還沒等我反應過來,傅勻身體前傾,額頭輕輕靠在了我的肩上。
我又眨了眨眼。
溫容不知道什麼時候挪到了正對我的那一面,正眨著眼睛捂著鼻子不可思議又帶著興奮地看著面前這一幕。
他的金主抱手站在一邊,也捏著鼻子,這次倒是沒有用叫我「狐狸精」的眼神看著我了,取而代之的是疑惑。

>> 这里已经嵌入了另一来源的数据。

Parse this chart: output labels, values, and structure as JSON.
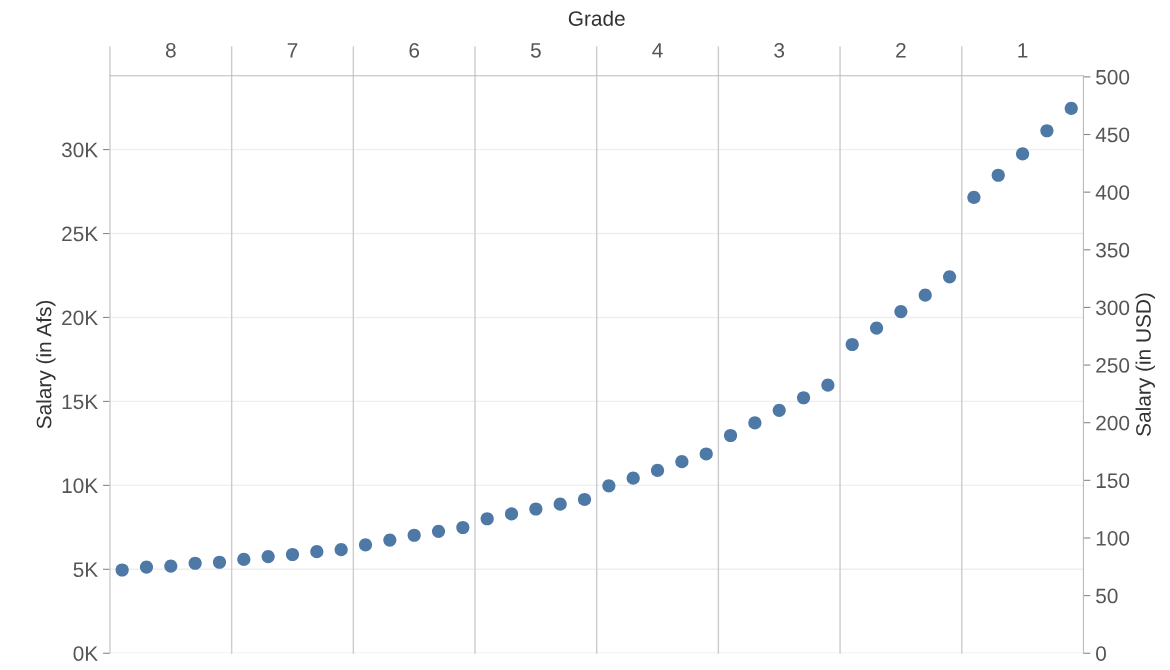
{
  "chart_data": {
    "type": "scatter",
    "xlabel": "Grade",
    "ylabel": "Salary (in Afs)",
    "y2label": "Salary (in USD)",
    "categories": [
      "8",
      "7",
      "6",
      "5",
      "4",
      "3",
      "2",
      "1"
    ],
    "series": [
      {
        "color": "#4e79a7",
        "values": [
          4960,
          5590,
          6460,
          8010,
          9970,
          12970,
          18390,
          27150
        ]
      },
      {
        "color": "#4e79a7",
        "values": [
          5130,
          5760,
          6740,
          8300,
          10430,
          13720,
          19370,
          28470
        ]
      },
      {
        "color": "#4e79a7",
        "values": [
          5190,
          5880,
          7030,
          8590,
          10890,
          14470,
          20350,
          29740
        ]
      },
      {
        "color": "#4e79a7",
        "values": [
          5360,
          6050,
          7260,
          8880,
          11410,
          15220,
          21330,
          31120
        ]
      },
      {
        "color": "#4e79a7",
        "values": [
          5420,
          6170,
          7490,
          9160,
          11870,
          15970,
          22420,
          32450
        ]
      }
    ],
    "ylim": [
      0,
      34400
    ],
    "yticks": [
      {
        "value": 0,
        "label": "0K"
      },
      {
        "value": 5000,
        "label": "5K"
      },
      {
        "value": 10000,
        "label": "10K"
      },
      {
        "value": 15000,
        "label": "15K"
      },
      {
        "value": 20000,
        "label": "20K"
      },
      {
        "value": 25000,
        "label": "25K"
      },
      {
        "value": 30000,
        "label": "30K"
      }
    ],
    "y2lim": [
      0,
      501
    ],
    "y2ticks": [
      0,
      50,
      100,
      150,
      200,
      250,
      300,
      350,
      400,
      450,
      500
    ],
    "grid": "y",
    "legend": false,
    "marker": "circle"
  }
}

「傅總……」我嘆了口氣,想問他這次又是什麼原因,但我這口氣還沒嘆完,就聽見傅勻低了一個八度的聲音:
「對不起,對不起……我剛剛不知道你身上有傷,剛剛還抱你抱得那麼緊,是我不對,對不起喬淺,是我沒有保護好你,你需要幫助的時候沒有及時趕到……對不起,對不起……」
我愣了。
沒嘆完的氣卡在嗓子眼裡,上不去下不來。
從來沒有人因為沒有及時幫助到我而大動干戈地跟我抱歉,尤其是Alpha。我原本以為我和Alpha天生氣場不和,不管做什麼都想爭個高下,但在我明白了我永遠爭不過他們的時候也就坦然接受了。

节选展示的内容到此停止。